De modo a tapar o buraco deixado naquela entidade, Salgado terá pedido a Henrique Granadeiro, à data administrador da Portugal Telecom, que transferisse para outra offshore por si controlada, a Begolino, 3 967 611 euros. Apesar de ter saído de uma conta de Granadeiro, o dinheiro pertenceria, no entanto, ao GES.
Na mesma altura, foram transferidos mais 2 750 000 euros da ES Enterprises para a Savoices, com passagem por uma conta de uma sociedade do empresário luso-angolano Hélder Bataglia.
Com estas operações, o ex-banqueiro terá desviado para a sua esfera pessoal um total de 10 717 611 euros. Segundo a acusação, a fortuna terá, entre outros fins, servido para comprar ações da EDP. A conta da Begolino terá ainda sido usada, em 2012, para, nomeadamente, adquirir diamantes e repatriar ativos, beneficiando de amnistias fiscais.
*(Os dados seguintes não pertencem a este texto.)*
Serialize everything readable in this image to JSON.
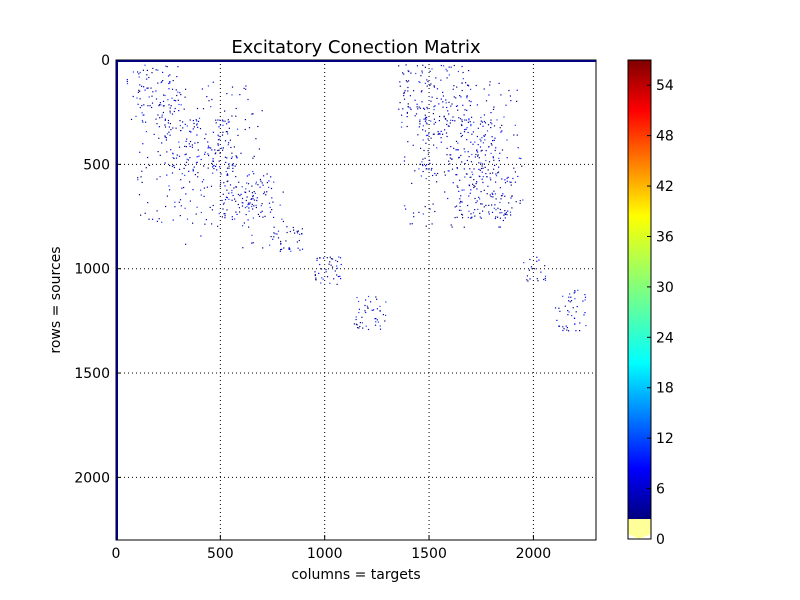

Em 2017, ao deduzir a acusação da Operação Marquês, o MP considerou que, dos três crimes de abuso de confiança imputados a Salgado, dois tinham sido praticados em coautoria: um com Bataglia e outro com Granadeiro. Mas, em 9 de abril último, estes dois arguidos foram ilibados dos crimes por Ivo Rosa, que ordenou que processo de Salgado fosse separado e este fosse julgado sozinho, por apenas três dos 21 crimes de que fora acusado - os restantes 18 caíram na fase de instrução.
defesa contra separação
Apesar desta redução de crimes, a separação processual é contestada pela defesa de Salgado, que alega que, face ao recurso que o MP vai interpor da decisão instrutória, a matéria em julgamento ainda não está estabilizada (ler caixa). Um entendimento que não impediu o coletivo de juízes presidido por Francisco Henriques de agendar o início do julgamento para amanhã e outras quatro sessões até ao dia 15.
MP associou transferências a luvas milionárias
O Ministério Público acredita que as transferências por que Ricardo Salgado será julgado estão relacionadas com subornos, de mais de 65 milhões, que o antigo banqueiro pagou ao ex-primeiro-ministro José Sócrates e a dois ex-administradores da PT, Zeinal Bava e Henrique Granadeiro. A tese foi, porém, rejeitada por Ivo Rosa. A 9 de abril, o juiz ilibou os gestores de todos os crimes e pronunciou Sócrates apenas por branqueamento e falsificação de documento. Salgado, por seu lado, tem reiterado que nunca corrompeu ninguém.